To, ostensibly, bring warring factions to a roundtable where differences can be ironed out, formidable forces from the Somali State, accompanied by traditional leaders, have already been in the area for the past seven to ten days without any permission sought from Somaliland authorities. Food and medical supplies arriving with them conveniently mellow local residents enough to heed their calls.Image may contain: sky and outdoor

Mr. Mustafa Omar ‘Cagjar’, the recently installed Somali State President, particularly, reports indicate, has an agenda of his own behind the unprecedented, forceful military intrusion into the area. He, implementing a clan hegemony whose plans had been drawn by political and clan leaders belonging to the same clan as he does before. The plan, however, failed time and again. Now, he believes, is the time to revive it.

Mr. Cagjar, taking a place his predecessor, Abdi Illey masterminded and promoted, forms one of the base points of a triangular vise-grip that, if effectively, exploited would cut off the life form Somaliland claims to sovereignty. Of this triangle, Mohamed Abdullahi Farmajo, the president of Federal Somalia, forms the apex; Dr. Abdiweli Mohamed Ali Gass, Puntland President, the other base point. Mr. Cagjar intends Dhumay as a starting point; and a reconciliation between the Dhulbahante clans and Puntland as the first point of his agenda.

“Mustafa Cagjar has ethnic-related plans to join Somalia, and isolate Somaliland. Abiy Ahmed is planning to sweep the whole of Somalia under him. The two are running on opposite tangents, on a certain, destructive, far-reaching collision course in a not far future.

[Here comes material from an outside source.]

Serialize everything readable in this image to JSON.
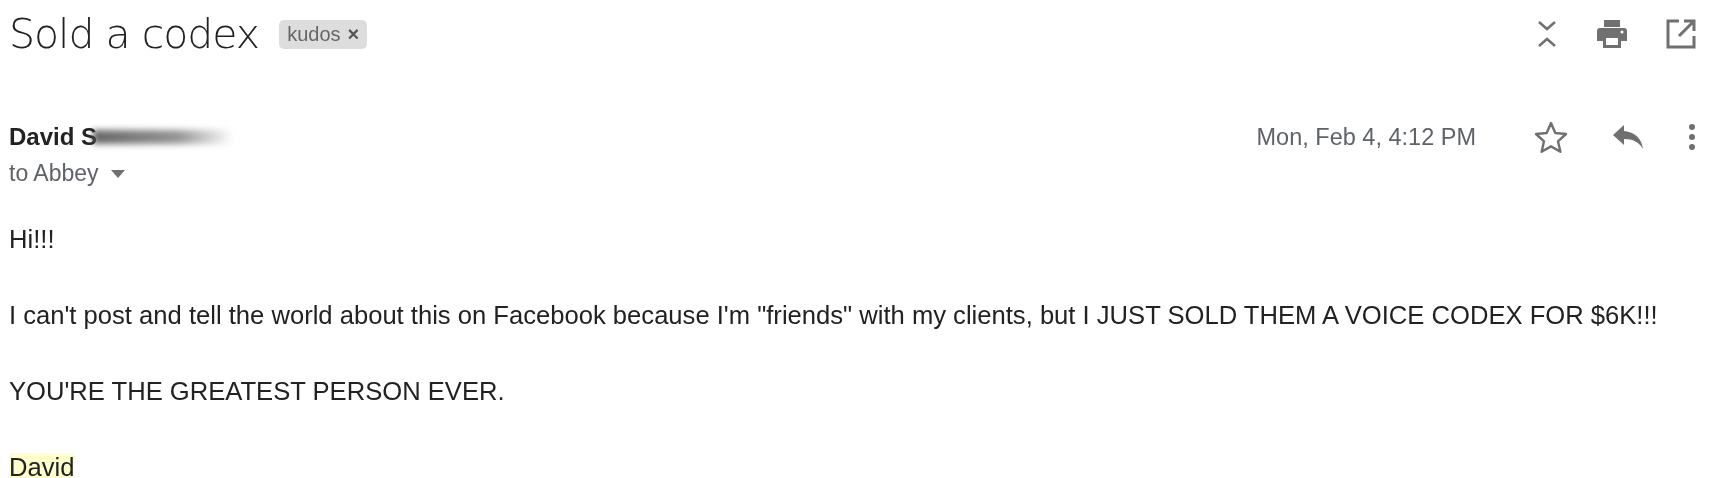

Likewise, delegations from Puntland have entered the area taking advantage of any visible influence of Somaliland – military or administrative – in the area.

This comes at a time the President appears to have ceded all of eastern Sanaag to Puntland, too.

Encroaching into Somaliland from the other base angle, Dr. Abdiweli Gass, President of the Somalia federal state at Garowe, went down in history as the first Somalia ‘president’ to spend three days in Badhan undeterred and not in fear of Somaliland chasing him out.

Yesterday, Ahmed Ali Hashi, the House Speaker of the Puntland Parliament, laid the first foundation stone of what he called the ‘second house’ of the Puntland parliament in Badhan, again in blatant violation of Somaliland borders, inviting an ignition of armed confrontation between the two sides in an area that has, thus far, remained peaceful and free of armed conflict.

Musa Bihi, though, appears unperturbed by the apparent disintegration of the Somaliland unity he inherited from his predecessors. Critics say it is obvious that the newly elected president is already showing signs of drowning in an ocean of political jiggling he is ill-prepared for.